Title: Beautiful Creatures

Author: Kami Garcia & Margaret Stohl

ISBN: 978-0-316-23165-7

Before I get into the review proper, this book is a perfect example of a blurb gone bad. The back of the paperback recommends this book to fans of Twilight or of True Blood. Yeah. I’m pretty sure what they actually meant was Vampires Diaries – a show that is at least similar in demographic. This book has zero in common with the Southern Vampire Mysteries and even less than True Blood which is truly an adult-focused show. A Trubie who wasn’t into Vampire Dairies probably wouldn’t get into this.

That aside.

I picked up this book after seeing the trailer for the movie. To be honest, I thought the trailer looked…well. Cheesy. Casting Jeremy Irons as Macon Ravenwood honestly doesn’t help because I mean. He’s Jeremy Irons. For all that he is a good actor, he has way too many movies go into “so bad its good.” Dungeons & Dragons anyone? So when I picked up this book, I went into it with modest expectations at best. And based on that, I can honestly say that I got about what I expected, maybe a touch more.

The plot itself is fairly straightforward. Lena Duchannes is a 15 year Caster rapidly approaching her 16th birthday when she will either become Light or Dark. There’s a bunch of stuff about how becoming Dark will change you, but you don’t ever really hear about any consequences of choosing the Light. Presumably nothing will happen because the morality in the story is pretty black or white.

Meanwhile, Ethan Wate is a 15 year old average kid who dreams of getting the heck out of Dodge the second he’s old enough to do so. He’s cared for by “Amma,” a Seer since his Dad has pretty much mentally checked out since the death of his mother. He first spots Lena in his dreams before she steps foot in school. After some initial awkwardness they become besties, then full on boyfriend/girlfriend. He’s a Mortal with some kind of power, but said power is probably revealed in one of the three sequels.

So anyway, she arrives in his small town of Gaitlin, Georgia and is immediately an outsider because she is Goth-ish and lives with crazy old Macon Ravenwood so you get to deal with a lot of Mean Girl tropes and tropes of witches that don’t have control over their powers because they’re teenagers and have emotions. There’s even a Carrie-light scene in here at the dance, though admittedly the bad shit that happens isn’t techincally by her hand.

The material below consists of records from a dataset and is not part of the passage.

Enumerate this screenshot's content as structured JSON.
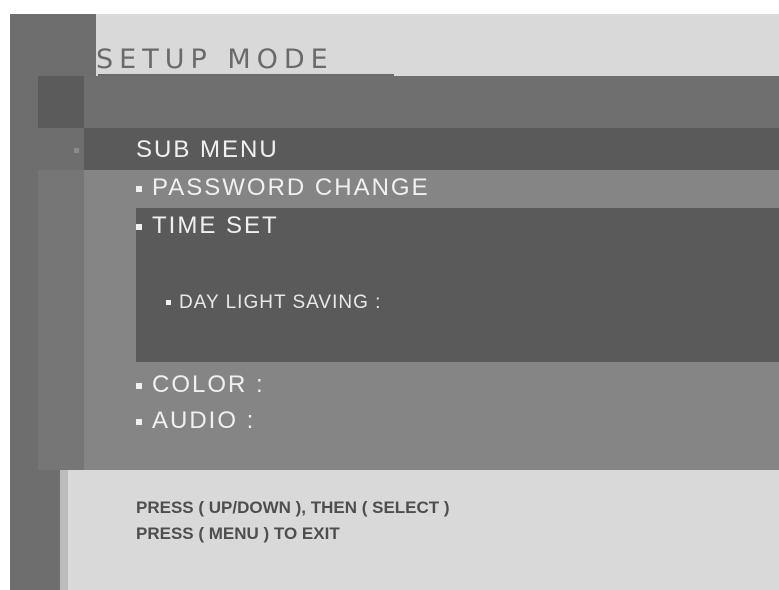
{
  "screen": {
    "title": "SETUP MODE",
    "submenu_label": "SUB MENU",
    "items": [
      {
        "label": "PASSWORD CHANGE"
      },
      {
        "label": "TIME SET"
      },
      {
        "label": "DAY LIGHT SAVING :"
      },
      {
        "label": "COLOR :"
      },
      {
        "label": "AUDIO :"
      }
    ],
    "help_lines": [
      "PRESS ( UP/DOWN ), THEN ( SELECT )",
      "PRESS ( MENU ) TO EXIT"
    ]
  }
}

When you get away form the high school stuff, the story is pretty interesting. Much of the Caster material is interesting and you do meet a few good characters.

If anything, the biggest failing of the book is the use of tropes. Ethan’s friend Link is the non-stoned stoner friend who is always into band and gets seduced by Lena’s older Dark sister (and it’s obviously that she’s not with him because she likes him, though Link doesn’t see that). There are the Mean Girl Cheerleaders who dictate social order in school and are pretty much unredeemable people. Lena, as I mentioned before is a pseudo-goth who writes poetry. I do wish they hadn’t gone there, if only because none of the rest of the family falls into stereotypes and the authors could have made her an outcast regardless. Ethan gets slightly more development as a jock with a brain and fully devoted to Lena. He’s likable enough lead.

This is one of those books that if you go into with modest expectations and just looking for a light read you’ll probably enjoy it. Just don’t expect the wheel to be reinvented and you’ll be fine.

In the end, I still plan on seeing the movie and I will get around to Beautiful Darkness. As a testament to how it is just kind of there though, I don’t feel the urge to run out and pick up the sequels. There are still plenty of questions to be answered, but honestly I’d live if I never got them.